ENROUTE TO BRAZIL

I am enroute to Brazil.

Why Brazil? To go to Bahia next week, where we plan a bearing witness retreat for members of the Zen Peacemaker Order. Well over 4 million Africans came through Bahia to be enslaved, particularly on brutal sugar plantations. A few escaped and established their own communities, which faced constant attacks from the Portuguese. Their descendants live there to this day, taking pride in safeguarding African traditions. There must be easier ways to integrate cultures and ways of life.

I was in Brazil 18 years ago to participate in and speak in the World Social Forum. The Poor Man’s Davos, they called it.

Lula had just been elected for the first time and you couldn’t miss the elation in the air. He flew down to Porto Allegre, where I will be this weekend, to meet with Hugo Chavez of Venezuela. I stood outside the stadium where the two spoke. heard Chavez yelling loudly to the crowds, greeted by yells equally loud.

Several years later, when Barack Obama was elected, many of us felt that same elation, as if now anything was possible. He would show us the way, he told us we could, he said that dreams are meant to be realized big-time and yes, we can realize them.

Eighteen years have passed since then. Obama has been out of the White House for 7 years, Chavez is no longer living, and Lula, who looks so much older now, survived a year-and-a-half in prison and was just re-elected.

Chavez was followed by the dictator Maduro, and Venezuela went from an oil-rich country to one whose residents try to escape in big numbers.

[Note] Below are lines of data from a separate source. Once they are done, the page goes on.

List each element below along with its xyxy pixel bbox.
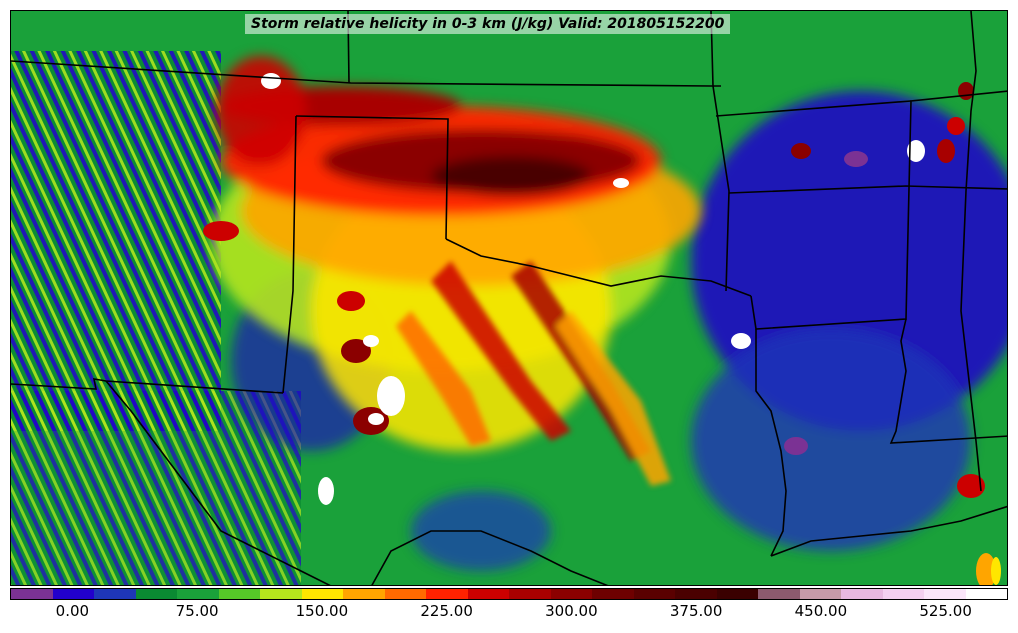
boundary-ms-river [889, 318, 1007, 444]
colorbar-swatch [841, 589, 883, 599]
colorbar-swatch [592, 589, 634, 599]
colorbar-swatch [135, 589, 177, 599]
cell [731, 333, 751, 349]
colorbar-swatch [260, 589, 302, 599]
colorbar-swatch [965, 589, 1007, 599]
southwest-stripe-region [11, 391, 301, 585]
boundary-ne-ks [710, 11, 730, 292]
colorbar-swatch [633, 589, 675, 599]
boundary-tx-mexico [105, 380, 331, 585]
cell [791, 143, 811, 159]
cell [337, 291, 365, 311]
cell [957, 474, 985, 498]
colorbar-swatch [882, 589, 924, 599]
maroon-core [431, 156, 591, 196]
colorbar-tick-label: 450.00 [794, 602, 848, 620]
convective-cells [203, 73, 1001, 585]
colorbar-tick-label: 525.00 [919, 602, 972, 620]
cell [958, 82, 974, 100]
colorbar-swatch [799, 589, 841, 599]
boundary-la-coast [770, 505, 1007, 557]
colorbar [10, 588, 1008, 600]
colorbar-swatch [758, 589, 800, 599]
east-blue-zone-south [691, 331, 971, 551]
west-stripe-region [11, 51, 221, 431]
cell [341, 339, 371, 363]
cell [976, 553, 996, 585]
colorbar-swatch [52, 589, 94, 599]
colorbar-swatch [94, 589, 136, 599]
boundary-east-edge [960, 11, 982, 492]
streak-3 [396, 311, 491, 446]
cell [784, 437, 808, 455]
boundary-tx-panhandle [11, 378, 284, 394]
cell [377, 376, 405, 416]
cell [261, 73, 281, 89]
cell [318, 477, 334, 505]
west-red-core [216, 56, 306, 166]
colorbar-tick-label: 300.00 [545, 602, 598, 620]
map-panel [10, 10, 1008, 586]
colorbar-swatch [467, 589, 509, 599]
streak-4 [556, 311, 671, 486]
map-title: Storm relative helicity in 0-3 km (J/kg)… [245, 14, 731, 34]
cell [907, 140, 925, 162]
colorbar-swatch [11, 589, 53, 599]
cell [613, 178, 629, 188]
cell [937, 139, 955, 163]
state-boundaries [11, 11, 1007, 585]
colorbar-swatch [924, 589, 966, 599]
boundary-north [11, 60, 721, 87]
colorbar-swatch [177, 589, 219, 599]
cell [991, 557, 1001, 585]
colorbar-tick-label: 150.00 [295, 602, 349, 620]
colorbar-swatch [426, 589, 468, 599]
colorbar-tick-label: 225.00 [420, 602, 473, 620]
colorbar-swatch [301, 589, 343, 599]
colorbar-swatch [218, 589, 260, 599]
helicity-field [11, 11, 1007, 585]
colorbar-swatch [675, 589, 717, 599]
boundary-ks-mo [715, 100, 912, 117]
boundary-nm-west [282, 115, 297, 394]
colorbar-swatch [550, 589, 592, 599]
cell [844, 151, 868, 167]
cell [203, 221, 239, 241]
streak-1 [431, 261, 571, 441]
boundary-tx-la [755, 329, 787, 557]
boundary-mo-ar [728, 185, 1007, 194]
cell [363, 335, 379, 347]
colorbar-labels: 0.00 75.00 150.00 225.00 300.00 375.00 450.00 5… [10, 602, 1008, 626]
colorbar-swatch [716, 589, 758, 599]
colorbar-swatch [509, 589, 551, 599]
cell [947, 117, 965, 135]
colorbar-swatch [384, 589, 426, 599]
boundary-nm-ok-panhandle [295, 115, 449, 240]
boundary-ok-tx-red-river [445, 238, 752, 297]
cell [368, 413, 384, 425]
colorbar-tick-label: 0.00 [55, 602, 90, 620]
colorbar-tick-label: 75.00 [175, 602, 219, 620]
colorbar-swatch [343, 589, 385, 599]
boundary-gulf-coast [371, 530, 609, 585]
colorbar-tick-label: 375.00 [669, 602, 723, 620]
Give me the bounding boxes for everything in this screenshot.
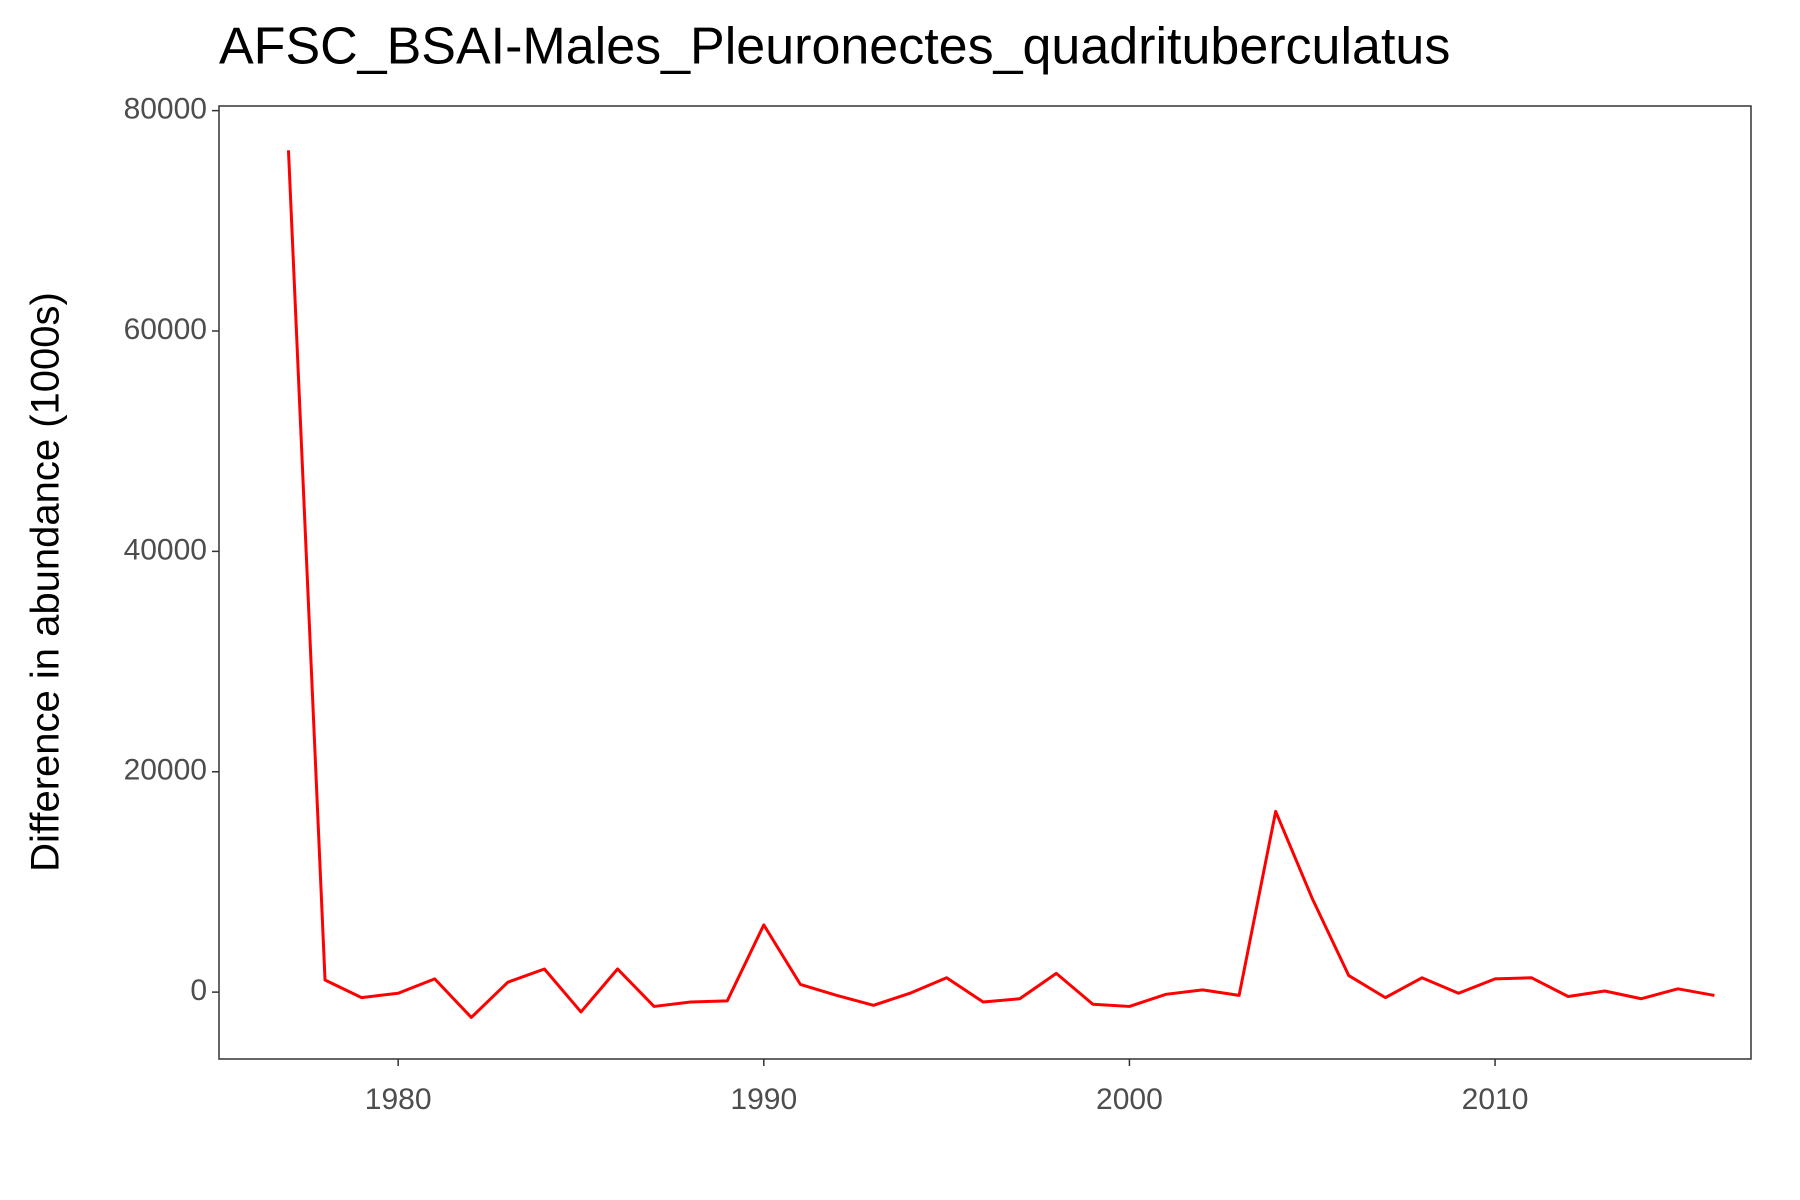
y-axis-title: Difference in abundance (1000s)	[24, 292, 68, 872]
x-tick-label: 1990	[730, 1083, 797, 1116]
y-tick-label: 60000	[124, 313, 207, 346]
x-tick-label: 2010	[1462, 1083, 1529, 1116]
plot-panel	[218, 105, 1752, 1060]
y-tick-label: 0	[190, 974, 207, 1007]
chart-title: AFSC_BSAI-Males_Pleuronectes_quadrituber…	[219, 18, 1450, 76]
y-tick-label: 80000	[124, 93, 207, 126]
x-tick-label: 2000	[1096, 1083, 1163, 1116]
x-tick-label: 1980	[365, 1083, 432, 1116]
y-tick-label: 40000	[124, 533, 207, 566]
data-line	[286, 150, 1715, 1019]
y-tick-label: 20000	[124, 754, 207, 787]
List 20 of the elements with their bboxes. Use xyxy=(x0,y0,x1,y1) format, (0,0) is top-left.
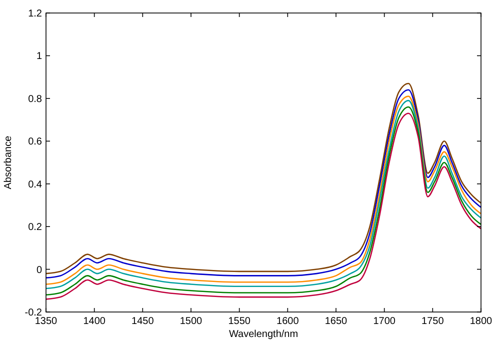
x-tick-label: 1750 xyxy=(422,316,444,327)
x-tick-label: 1350 xyxy=(34,316,58,327)
y-tick-label: 0.2 xyxy=(28,222,42,234)
x-tick-label: 1800 xyxy=(470,316,493,327)
y-tick-label: -0.2 xyxy=(24,308,42,318)
x-tick-label: 1700 xyxy=(373,316,396,327)
y-tick-label: 0.4 xyxy=(28,179,42,190)
x-tick-label: 1600 xyxy=(276,316,300,327)
y-tick-label: 0.6 xyxy=(28,136,42,148)
y-tick-label: 0.8 xyxy=(28,94,42,105)
y-tick-label: 0 xyxy=(36,264,42,276)
x-axis-title: Wavelength/nm xyxy=(228,329,298,340)
x-tick-label: 1500 xyxy=(180,316,203,327)
y-tick-label: 1 xyxy=(36,51,42,62)
y-axis-title: Absorbance xyxy=(3,135,14,190)
x-tick-label: 1450 xyxy=(132,316,154,327)
x-tick-label: 1650 xyxy=(324,316,348,327)
x-tick-label: 1400 xyxy=(83,316,106,327)
x-tick-label: 1550 xyxy=(228,316,251,327)
y-tick-label: 1.2 xyxy=(28,8,42,20)
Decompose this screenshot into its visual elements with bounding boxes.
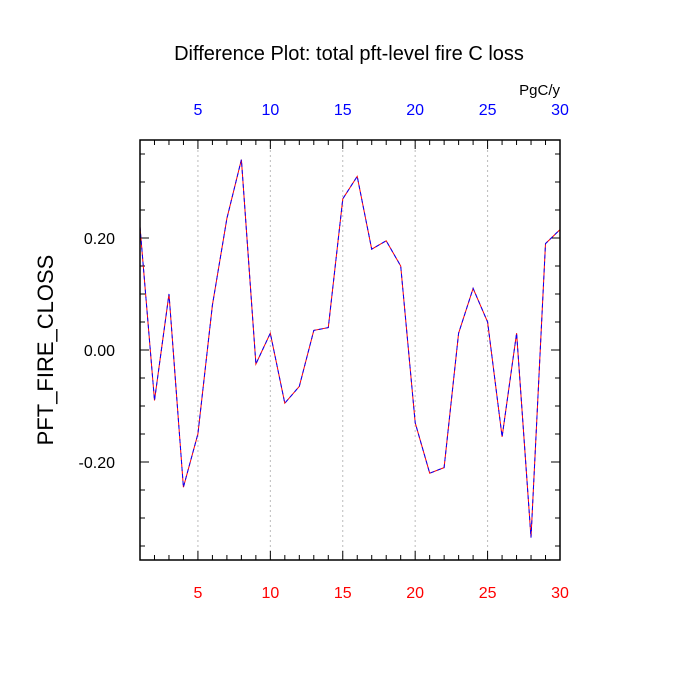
plot-frame bbox=[139, 139, 561, 561]
x-tick-label-top: 10 bbox=[261, 102, 279, 119]
y-tick-label: 0.00 bbox=[84, 343, 115, 360]
x-tick-label-top: 20 bbox=[406, 102, 424, 119]
y-tick-label: 0.20 bbox=[84, 231, 115, 248]
x-tick-label-bottom: 15 bbox=[334, 585, 352, 602]
x-tick-label-top: 15 bbox=[334, 102, 352, 119]
units-label: PgC/y bbox=[519, 82, 560, 99]
tick-labels: 5 5 10 10 15 15 20 20 25 25 30 30 -0.20 0.00 0.20 bbox=[79, 102, 569, 602]
grid-lines bbox=[197, 140, 489, 560]
series-lines bbox=[139, 159, 561, 538]
y-axis-label: PFT_FIRE_CLOSS bbox=[33, 255, 58, 446]
x-tick-label-bottom: 25 bbox=[479, 585, 497, 602]
chart-title: Difference Plot: total pft-level fire C … bbox=[174, 43, 524, 65]
x-tick-label-bottom: 20 bbox=[406, 585, 424, 602]
x-tick-label-bottom: 5 bbox=[193, 585, 202, 602]
x-tick-label-top: 30 bbox=[551, 102, 569, 119]
x-tick-label-bottom: 30 bbox=[551, 585, 569, 602]
series-line-red bbox=[139, 159, 561, 538]
x-tick-label-top: 5 bbox=[193, 102, 202, 119]
y-tick-label: -0.20 bbox=[79, 455, 116, 472]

Brazil saw 3/4 of a million deaths from covid and Brazilians only narrowly defeated Bolsonaro and got Lula back in office. Barack Obama was followed by Donald Trump.

The pendulum swings seem to go wider and wider, as if crying out: Look what we’re doing now. And now. And now.

I am waiting for no messiah; not one day passes that doesn’t invite me to add a small, modest quota to the general wellbeing.

I am inspired by Jimmy Carter, who  was routed by Ronald Reagan and returned to his small Georgia town, living humbly in his 2-bedroom house, bringing his toolkit with him when he joined up with Habitat for Humanity, eschewing private jets to fly with the rest of us, walking up and down to shake hands. A white man from Georgia whose skin now is mottled and a patchy red, a deep faith in God. Maybe it takes old age to finally make the color of our skin less relevant.